Il faut lire la fameuse Giovanna (Anna Voggi Reggio Emilia, 1934 - Paris, 2024) qui fut plasticienne et créatrice d’objets divers. Giovanna entre dans le groupe surréaliste à l’invitation de Breton en 1965 par une performance, La Carte absolue, créée avec son compagnon, Jean-Michel Goutier. Elle reviendra à la performance lors du colloque "La part du féminin dans le surréalisme" organisé à Cerisy, en 1997. Elle participe aux revues surréalistes L’Archibras et Coupure comme aux expositions internationales du surréalisme (L’Écart absolu, Galerie L’Œil, Paris, 1965, A Phala, São Paulo, 1967), un temps aux côtés du groupe Phases ; dans "La Fureur Poétique» organisé par José Pierre à Paris (L’ARC, mars-avril 1967), elle présente «La crête de l’incendie", et figure parmi les "22 peintres surréalistes" réunis à Paris en 1977. Elle a dessiné, sous son nom Anna Voggi, les illustrations de William Blake, pour Innocence et expérience, aux éditions du Soleil Noir, en 1976. On lira ici son texte intitulé : Hyperbate et ses Aporismes. Leonor Fini est présente ici avec des textes et des lettres à André Pieyre de Mandiargues, datant de 1937. Nous redécouvrirons aussi : Dorothea Tanning, Unica Zürn, Suzanne Lilar, Frida Kahlo, Leonora Carrington, Lise Deharme et sa Cage vide : "J’ai raté / le livre de ma vie/ une nuit /qu’on m’avait oublié /de mettre un crayon taillé / à côté de mon lit". Et Marcelle Ferry, poétesse et dessinatrice ; la fameuse Laure (Colette Peignot), l’auteur des fameux Ecrits de Laure… Amie de Leiris, Bataille et Lacan. Marie-Paule Berranger écrit à la fin de sa préface : "Dans quelle mesure "l’infini servage" est-il levé ? Le surréalisme par son évolution-même a œuvré dans ce sens. Poètes, les femmes qu’on va lire le sont, dans l’écriture comme dans leurs autres pratiques artistiques, collages, toiles, objets surréalistes. Ont-elles trouvé de "l’inconnu" et leurs "mondes d’idées" sont-ils nécessairement différents ? Les textes réunis ici aideront chacun et chacune à répondre à ces questions et à envisager celle-ci : dans quelle mesure ces créatrices ont-elles en retour contribué à libérer le surréalisme de certains modes de pensée ancestraux et à réinventer l’amour, lui permettant ainsi d’aborder en précurseur le nouveau millénaire ?" Une anthologie superbe et captivante par sa richesse littéraire.
 
Patrick Amine
Paris, décembre 2024
 
 
L'araignée pendue à un cil, 33 femmes surréalistes – Collectif.
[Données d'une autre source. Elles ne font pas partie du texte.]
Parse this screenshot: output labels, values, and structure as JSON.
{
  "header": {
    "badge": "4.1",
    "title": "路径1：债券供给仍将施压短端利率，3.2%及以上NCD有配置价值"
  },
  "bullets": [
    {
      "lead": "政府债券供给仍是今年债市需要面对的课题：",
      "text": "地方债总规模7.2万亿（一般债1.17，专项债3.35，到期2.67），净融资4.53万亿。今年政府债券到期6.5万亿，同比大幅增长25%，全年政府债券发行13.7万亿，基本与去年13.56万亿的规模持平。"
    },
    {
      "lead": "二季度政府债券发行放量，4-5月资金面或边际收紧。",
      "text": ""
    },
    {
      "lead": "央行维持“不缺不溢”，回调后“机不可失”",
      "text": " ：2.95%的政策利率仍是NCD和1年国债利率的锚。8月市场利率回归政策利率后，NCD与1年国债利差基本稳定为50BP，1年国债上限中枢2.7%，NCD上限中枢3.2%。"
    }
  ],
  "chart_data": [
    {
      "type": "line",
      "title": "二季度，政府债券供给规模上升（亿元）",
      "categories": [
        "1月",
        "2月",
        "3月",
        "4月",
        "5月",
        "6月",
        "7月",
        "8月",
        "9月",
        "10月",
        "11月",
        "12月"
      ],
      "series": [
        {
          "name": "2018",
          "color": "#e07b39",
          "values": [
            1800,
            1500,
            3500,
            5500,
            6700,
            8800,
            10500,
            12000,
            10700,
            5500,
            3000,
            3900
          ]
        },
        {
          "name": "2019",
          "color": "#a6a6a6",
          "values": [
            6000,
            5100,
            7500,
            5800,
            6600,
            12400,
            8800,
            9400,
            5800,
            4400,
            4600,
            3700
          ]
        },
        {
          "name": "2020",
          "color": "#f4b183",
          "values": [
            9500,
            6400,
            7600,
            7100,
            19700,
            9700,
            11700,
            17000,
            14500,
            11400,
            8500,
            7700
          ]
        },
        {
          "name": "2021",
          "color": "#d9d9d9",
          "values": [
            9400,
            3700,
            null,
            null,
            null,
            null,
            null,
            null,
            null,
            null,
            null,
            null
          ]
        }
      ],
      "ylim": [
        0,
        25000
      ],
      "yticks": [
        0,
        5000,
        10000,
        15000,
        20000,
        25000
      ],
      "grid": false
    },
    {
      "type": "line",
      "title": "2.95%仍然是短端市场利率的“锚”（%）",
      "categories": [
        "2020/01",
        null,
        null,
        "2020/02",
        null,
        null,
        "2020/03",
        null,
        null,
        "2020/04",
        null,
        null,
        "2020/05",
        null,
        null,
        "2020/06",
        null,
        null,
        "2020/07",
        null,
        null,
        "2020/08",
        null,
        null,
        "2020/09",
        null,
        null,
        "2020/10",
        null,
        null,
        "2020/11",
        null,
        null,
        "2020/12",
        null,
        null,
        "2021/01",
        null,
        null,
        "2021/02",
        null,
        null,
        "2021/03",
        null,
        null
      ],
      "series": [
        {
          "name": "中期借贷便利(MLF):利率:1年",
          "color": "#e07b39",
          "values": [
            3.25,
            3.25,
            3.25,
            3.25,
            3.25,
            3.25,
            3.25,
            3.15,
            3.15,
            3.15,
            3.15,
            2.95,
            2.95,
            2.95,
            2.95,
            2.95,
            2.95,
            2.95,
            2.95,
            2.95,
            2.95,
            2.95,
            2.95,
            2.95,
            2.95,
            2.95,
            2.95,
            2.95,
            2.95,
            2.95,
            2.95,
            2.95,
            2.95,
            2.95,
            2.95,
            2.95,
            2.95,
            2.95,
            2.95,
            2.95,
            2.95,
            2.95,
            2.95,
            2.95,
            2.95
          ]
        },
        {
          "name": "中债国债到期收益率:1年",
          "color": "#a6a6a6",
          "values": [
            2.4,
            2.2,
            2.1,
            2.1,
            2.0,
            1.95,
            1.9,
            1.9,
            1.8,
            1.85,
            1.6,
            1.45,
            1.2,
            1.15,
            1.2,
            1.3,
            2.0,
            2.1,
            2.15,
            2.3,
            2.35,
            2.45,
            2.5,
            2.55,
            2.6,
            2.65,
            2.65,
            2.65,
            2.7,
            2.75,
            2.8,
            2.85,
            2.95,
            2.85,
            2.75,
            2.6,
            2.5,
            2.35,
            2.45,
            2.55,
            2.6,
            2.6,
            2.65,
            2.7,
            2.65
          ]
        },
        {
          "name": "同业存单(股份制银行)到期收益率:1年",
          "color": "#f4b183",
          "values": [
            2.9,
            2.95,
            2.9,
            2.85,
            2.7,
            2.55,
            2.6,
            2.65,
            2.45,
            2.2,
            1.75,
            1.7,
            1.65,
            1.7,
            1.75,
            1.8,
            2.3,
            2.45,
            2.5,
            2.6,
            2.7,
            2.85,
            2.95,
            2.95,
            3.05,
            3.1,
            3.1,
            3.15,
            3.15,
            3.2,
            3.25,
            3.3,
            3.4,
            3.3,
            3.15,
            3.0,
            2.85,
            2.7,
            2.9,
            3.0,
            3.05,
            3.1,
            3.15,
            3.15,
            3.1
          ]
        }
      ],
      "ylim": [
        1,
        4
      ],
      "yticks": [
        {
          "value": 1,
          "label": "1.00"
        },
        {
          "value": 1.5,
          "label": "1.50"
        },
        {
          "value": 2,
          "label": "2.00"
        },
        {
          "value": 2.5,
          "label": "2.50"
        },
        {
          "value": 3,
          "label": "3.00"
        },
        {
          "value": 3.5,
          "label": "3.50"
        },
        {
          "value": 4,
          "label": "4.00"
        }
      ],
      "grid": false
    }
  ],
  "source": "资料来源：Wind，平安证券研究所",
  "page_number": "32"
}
Poésie - Gallimard n° 588 – Édition de Marie-Paule Berranger. 525 pages. 13,20€
www.gallimard.fr

Notes :
Annie Le Brun : on trouvera en poche divers ouvrages, chez Tel, Folio, etc. En 1977, elle publie notamment Lâchez tout (Ed. Le Sagittaire) un ouvrage au sein duquel elle critique violemment ce qu'elle nomme le "néo-féminisme", et contre lequel elle prononce un réquisitoire dans l'émission Apostrophes en 1978. Elle y évoque un "stalinisme en jupons". Dans son viseur : Simone de Beauvoir, Marguerite Duras, Élisabeth Badinter ou encore Gisèle Halimi. A lire son fameux : Ce qui n’a pas de prix, paru en 2018 (Livre de Poche Pluriel).